I had done the usual invites that first year in Ashland. Anyone I had met at the local coffeehouse or in the shops in downtown Ashland were invited, but people, although friendly and courteous, weren’t quite sure who this guy was that is inviting them to a strange celebration that no one had heard of before and wasn’t practiced around these parts.
We had two guests show up in 2005. I am sad to say that one of our first guests to our home in Ashland for Los Dias is no longer with us in person. He passed to the spirit world and now visits us every year as he has taken his place on our Ofrenda. His name is Darl, yes, like Carl except with a "D". We miss him. He became a good friend.
In a years time, more friendships were made and folks learned about who we were and what kind of people we were. As you can see, the rooms became full of participants. Sure, some came to party, but many genuinely wanted to gain knowledge of what we were trying to do and liked the idea so much, they bought in to the idea in their own homes.
One of our best friends from Ashland is quite an artist. She is a quilter and found the etching of the La Calavera Catrina by Jose’ Guadalupe Posada to be fitting for her subject. Below is Posada’s piece, which has become an icon for Los Dias de Los Muertos all over the world, and the finished quilt that she made for us as it hangs over our altar.
In 2007, we were living in a two room cabin on the Great Lake Superior. We called this residence The Cabinette. It had a really fine outhouse and a large wood burning stove we fired up for heat. But it wasn’t a place where attendance of 50 to 60 people for a party would be comfortable, nor would there be room for our altar which had grown from the meager shoe box size beginnings as seen in last weeks post, to the wall size display that we use today.
Luckily, that Winter, we house sat for a friend and had a neighborhood home to celebrate Los Dias. Lacking for space for the altar, which had grown to be quite large by this time, I set it up on the front porch.
|Our front porch,brightly lit and decorated for the occasion|
I used a table with colorful tablecloth and set a Mexican made bench I had brought home from a recent trip to New Mexico as ‘shelves’. Funny that now that bench, complete with a new paint job, will return from where I bought it to adorn the patio at La Casita, our Winter getaway in New Mexico.
|The bench made nice shelves|
|Close-up of our "Bench" altar|
That 2007 celebration was complete with live music as attendees included many musicians. I had bought a bag of kazoos and passed them out so everyone could join in with the music making.
|Fun, laughter and music at our Los Dias celebration, 2007|
These annual celebrations have created so many fond memories in our lives and as I am told, in the lives of others. As time went on and people learned what we were trying to do at a Los Dias de Los Muertos fiesta, they bought into the concept and shared photos and memorabilia of the lives of their loved ones on our altar.
Some people left what they brought. Some took their offerings with them when they left that evening.

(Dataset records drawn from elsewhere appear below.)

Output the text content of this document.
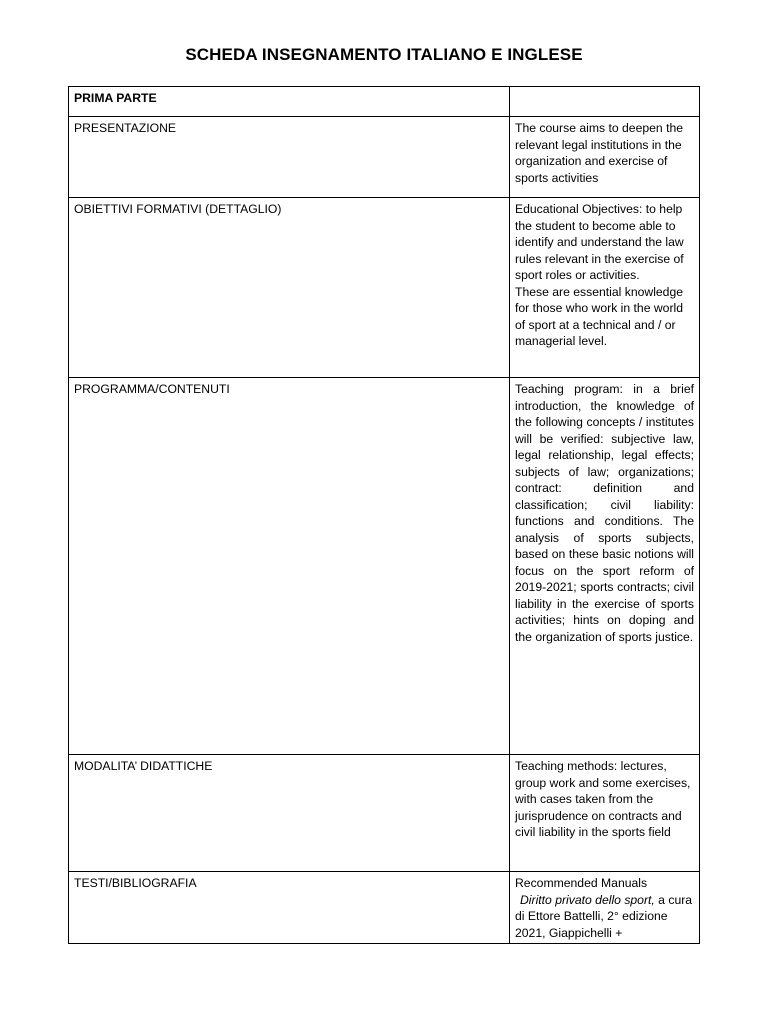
SCHEDA INSEGNAMENTO ITALIANO E INGLESE
PRIMA PARTE	
PRESENTAZIONE	The course aims to deepen the relevant legal institutions in the organization and exercise of sports activities
OBIETTIVI FORMATIVI (DETTAGLIO)	Educational Objectives: to help the student to become able to identify and understand the law rules relevant in the exercise of sport roles or activities.
These are essential knowledge for those who work in the world of sport at a technical and / or managerial level.

PROGRAMMA/CONTENUTI	Teaching program: in a brief introduction, the knowledge of the following concepts / institutes will be verified: subjective law, legal relationship, legal effects; subjects of law; organizations; contract: definition and classification; civil liability: functions and conditions. The analysis of sports subjects, based on these basic notions will focus on the sport reform of 2019-2021; sports contracts; civil liability in the exercise of sports activities; hints on doping and the organization of sports justice.
MODALITA’ DIDATTICHE	Teaching methods: lectures, group work and some exercises, with cases taken from the jurisprudence on contracts and civil liability in the sports field
TESTI/BIBLIOGRAFIA	Recommended Manuals
Diritto privato dello sport, a cura di Ettore Battelli, 2° edizione 2021, Giappichelli +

A week or so after November 2nd, we would pack up the Ofrenda and put these items away, along with our own memories, until next year.
We still put out the photos and items left by people that we either don’t know, or can’t remember whose relatives they are, every year when we set up our Los Dias altar. There are even some items that mean something to someone in one of the photos, but we don’t remember who.
I am sure the spirits know when they pass by that one of their loved ones was here at some time and left the memory entrusted with us.